Roughly speaking, data science can be divided into 3 phases:
- In Phase I, you identify a research question, design an experiment, gather a sample, and collect some raw data. These steps correspond to the first row of the “life cycle”.
- In Phase II, you start with your raw data and clean it (this is probably where 60-90% of time is actually spent), explore it, and figure out the best way to model it. This is the second row.
- In Phase III, you fine tune your model, double check all your work, and interpret the results, which may involve reporting estimates, computing tests/intervals, making predictions, etc. This is the third row.
Usually, this is an iterative process; you start with a question, gather data, analyze it, then either modify the initial inquiry or ask a follow up question, and the cycle continues.
Experiment design & sampling is a more advanced topic, and thus not covered in detail in STAT 240, however we will summarize a few key ideas from Phase I in the next subsection since they are relevant to later topics.
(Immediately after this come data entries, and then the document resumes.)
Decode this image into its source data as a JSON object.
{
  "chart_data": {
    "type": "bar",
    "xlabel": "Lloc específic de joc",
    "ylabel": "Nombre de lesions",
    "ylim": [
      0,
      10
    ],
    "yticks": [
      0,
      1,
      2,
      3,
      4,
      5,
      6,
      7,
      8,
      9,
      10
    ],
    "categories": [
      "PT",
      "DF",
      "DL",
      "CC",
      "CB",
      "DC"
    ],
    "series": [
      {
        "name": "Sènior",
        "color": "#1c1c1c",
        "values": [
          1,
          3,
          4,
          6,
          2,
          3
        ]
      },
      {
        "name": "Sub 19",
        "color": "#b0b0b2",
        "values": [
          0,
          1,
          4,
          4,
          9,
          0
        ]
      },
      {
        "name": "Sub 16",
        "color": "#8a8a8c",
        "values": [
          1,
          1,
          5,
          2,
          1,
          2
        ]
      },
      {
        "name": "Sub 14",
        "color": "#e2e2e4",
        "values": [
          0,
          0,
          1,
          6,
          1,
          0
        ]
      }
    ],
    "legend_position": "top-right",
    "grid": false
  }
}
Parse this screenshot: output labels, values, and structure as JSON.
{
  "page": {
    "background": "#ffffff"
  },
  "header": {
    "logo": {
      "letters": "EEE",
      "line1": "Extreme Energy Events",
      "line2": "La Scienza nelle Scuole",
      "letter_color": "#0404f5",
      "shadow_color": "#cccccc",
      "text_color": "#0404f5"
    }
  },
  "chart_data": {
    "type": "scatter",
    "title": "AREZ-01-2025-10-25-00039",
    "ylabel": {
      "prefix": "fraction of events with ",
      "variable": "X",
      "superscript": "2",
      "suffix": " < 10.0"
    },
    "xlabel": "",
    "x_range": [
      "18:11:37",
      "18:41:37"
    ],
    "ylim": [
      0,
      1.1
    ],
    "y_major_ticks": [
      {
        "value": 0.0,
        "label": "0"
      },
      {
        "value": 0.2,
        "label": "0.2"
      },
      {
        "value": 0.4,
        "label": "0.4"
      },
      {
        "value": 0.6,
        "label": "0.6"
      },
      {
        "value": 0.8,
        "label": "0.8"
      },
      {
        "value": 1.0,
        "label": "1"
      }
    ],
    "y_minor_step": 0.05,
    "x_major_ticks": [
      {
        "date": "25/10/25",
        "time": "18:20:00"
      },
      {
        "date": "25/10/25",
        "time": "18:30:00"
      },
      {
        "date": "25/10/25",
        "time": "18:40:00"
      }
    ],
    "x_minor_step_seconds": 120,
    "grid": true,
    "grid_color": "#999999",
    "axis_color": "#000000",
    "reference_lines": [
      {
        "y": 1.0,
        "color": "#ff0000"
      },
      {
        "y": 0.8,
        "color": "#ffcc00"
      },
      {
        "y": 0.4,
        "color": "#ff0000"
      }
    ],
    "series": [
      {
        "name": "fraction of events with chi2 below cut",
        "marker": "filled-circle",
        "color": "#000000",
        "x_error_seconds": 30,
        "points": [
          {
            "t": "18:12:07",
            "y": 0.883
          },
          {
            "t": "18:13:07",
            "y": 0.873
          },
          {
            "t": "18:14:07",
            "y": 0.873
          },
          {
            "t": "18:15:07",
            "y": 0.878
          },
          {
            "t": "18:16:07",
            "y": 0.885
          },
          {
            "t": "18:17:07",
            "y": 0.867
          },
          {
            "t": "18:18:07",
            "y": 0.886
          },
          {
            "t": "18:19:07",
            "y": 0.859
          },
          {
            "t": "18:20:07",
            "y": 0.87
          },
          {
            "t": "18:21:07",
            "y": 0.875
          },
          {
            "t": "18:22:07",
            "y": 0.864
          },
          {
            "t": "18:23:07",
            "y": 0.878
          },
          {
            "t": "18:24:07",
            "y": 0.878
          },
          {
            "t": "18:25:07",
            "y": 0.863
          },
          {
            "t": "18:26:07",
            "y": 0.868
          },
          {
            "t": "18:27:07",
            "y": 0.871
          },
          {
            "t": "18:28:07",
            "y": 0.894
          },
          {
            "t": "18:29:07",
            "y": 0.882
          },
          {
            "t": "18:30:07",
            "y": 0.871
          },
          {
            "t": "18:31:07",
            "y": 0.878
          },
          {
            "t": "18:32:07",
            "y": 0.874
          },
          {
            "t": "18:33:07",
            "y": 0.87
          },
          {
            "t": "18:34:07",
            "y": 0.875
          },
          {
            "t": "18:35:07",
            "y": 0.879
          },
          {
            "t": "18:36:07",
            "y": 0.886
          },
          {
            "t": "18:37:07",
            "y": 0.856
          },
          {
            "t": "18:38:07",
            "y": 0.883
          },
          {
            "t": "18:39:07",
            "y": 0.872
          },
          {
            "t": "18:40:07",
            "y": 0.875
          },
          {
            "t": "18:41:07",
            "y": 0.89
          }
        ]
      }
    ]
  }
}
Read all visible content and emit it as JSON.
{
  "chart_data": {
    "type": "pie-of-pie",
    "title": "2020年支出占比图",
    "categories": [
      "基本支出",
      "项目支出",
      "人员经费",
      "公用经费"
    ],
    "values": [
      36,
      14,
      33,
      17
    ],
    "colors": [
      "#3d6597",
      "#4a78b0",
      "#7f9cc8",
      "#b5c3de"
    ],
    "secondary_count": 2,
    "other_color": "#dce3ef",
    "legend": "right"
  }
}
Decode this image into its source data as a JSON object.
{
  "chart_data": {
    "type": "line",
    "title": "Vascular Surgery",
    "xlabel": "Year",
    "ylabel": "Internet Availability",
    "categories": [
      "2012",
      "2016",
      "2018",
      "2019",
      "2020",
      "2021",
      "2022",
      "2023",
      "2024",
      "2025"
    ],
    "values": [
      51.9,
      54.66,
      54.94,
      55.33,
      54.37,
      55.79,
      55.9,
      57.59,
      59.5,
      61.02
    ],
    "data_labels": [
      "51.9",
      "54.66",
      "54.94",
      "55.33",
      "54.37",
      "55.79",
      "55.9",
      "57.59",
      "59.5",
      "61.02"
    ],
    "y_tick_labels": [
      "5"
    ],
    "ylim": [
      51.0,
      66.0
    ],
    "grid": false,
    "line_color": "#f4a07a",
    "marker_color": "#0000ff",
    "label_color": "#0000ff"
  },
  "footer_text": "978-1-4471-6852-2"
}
We’ve spent a lot of time learning the basics of data cleaning, exploration, and visualization, so we’re reasonably well covered for Phase II for now, though of course you’re always encouraged to explore further on your own.
For most of the remainder of the class, we will focus on Phase III: identifying appropriate models, fitting them well, interpreting the results meaningfully, producing useful further inference such as hypothesis tests & confidence intervals, and communicating the results effectively to a broader audience.
First, we need to briefly summarize a few key concepts relating to experiment design that will greatly enrich our later exploration of models.
9.1 Population vs sample
Statistics is primarily the science of studying samples to understand populations. Generally, it’s impractical to observe every member of a population, but luckily this is usually not necessary and a well-drawn sample is sufficient to answer most questions.
A population can be any large group we want to learn about, e.g. all US mothers (~85 million), all arctic terns (~3 million), all gen-5 Toyota Priuses (~15000), etc..
A sample is a smaller set drawn from (and intended to represent) a population.
There are MANY ways to draw a sample, each with their own pros, cons, and potential biases. A detailed discussion of these is reserved for more advanced courses.
9.2 Model vs data
Using only mathematical logic, we can derive different theoretical probability models with certain parameters that aim to represent real world phenomena, then compare these with real data, i.e. fitting, to evaluate their performance and make further inferences and/or predictions.
A model is an idealized mathematical representation of a process, e.g. a normal distribution may be used to model the distribution of human heights.
Models often have parameters which are values that can be adjusted (or “tuned”) to fit a model so that it matches real data.
The distinction between model vs data may seem obvious, but they often have analogous features that are often easily confused for one another. For example, a model can have theoretical statistics values for the mean, median, variance, skew, etc. These are related to but different from the sample statistics of mean, median, variance, and skew.
Recall a statistic can be any computed numeric summary from a dataset (or from a hypothethical model). All values discussed in chapter 5 are examples of statistics.
If the sample is suffciently large and of high quality, and the model is well chosen, these values should match, i.e. the model’s predicted statistics should agree with the sample statistics, but any problems along this process can result in discrepancies.